Old MacDonald has 5 chickens, 4 donkeys, and 7 emus. How many ways can he pair up the animals so that every pair consists of animals of different species? (The order of the animals within each pair does not matter, and the order among the pairs does not matter. Assume that all animals are distinguishable.)

I thought the answer would be 83 because the possible pairs are:

Chickens and donkeys, 5*4=20

Chickens and emus, 5*7=35

Donkeys and emus, 4*7=28

So the answer would be 20+35+28=83, but it is not correct.

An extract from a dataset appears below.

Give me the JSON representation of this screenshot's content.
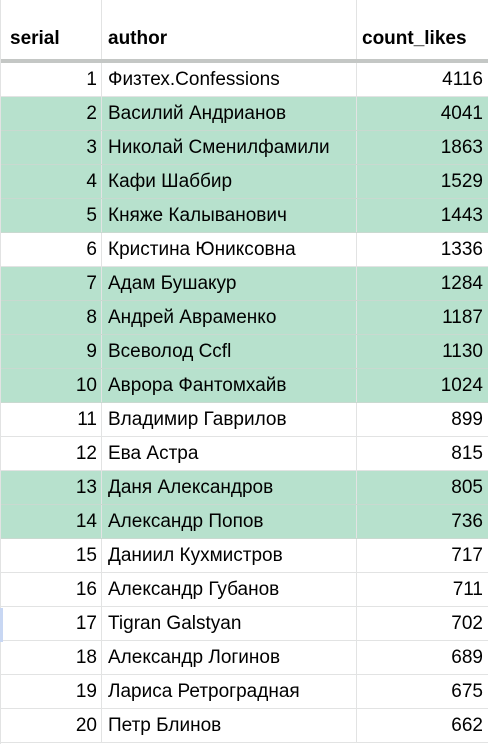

SpongeBobRules24 Feb 29, 2020

#1**+2 **

You're always going to have at least 1 emu, chicken pair. So we make that and reduce the problem.

There are 7*5 = 35 ways to make that pair.

Now he have 4 chickens, 4 donkeys, and 6 emus to pair off.

We must pair off emus with an equal number of chickens and donkeys, otherwise we'll have a pair of the same animal left at the end.

We must pair off all the emus so we must have 3 emu/chicken pairs, and 3 emu/donkey pairs. Then we will have 1 chicken/donkey pair left.

There are 6C3 *3! * 4C3*3! ways to make the emu/chicken pairs.

Then there are 3C3*3! * 4C3*3! ways to make the emu/donkey pairs.

We then have 1 chicken and 1 donkey left that pair up.

That makes (including the 35 ways to make the first emu/chicken pair) 14515200 different arrangements.

Look at it another way.

I have 6*4 choices for the first emu/chicken pair, then 5*3, then 4*2.

I then have 3*4 choices for the first emu/donkey pair, then 2*3, then 1*2

This gives me

35 * 6*4*5*3*4*2*3*4*2*3*1*2 = 14515200

Rom Mar 1, 2020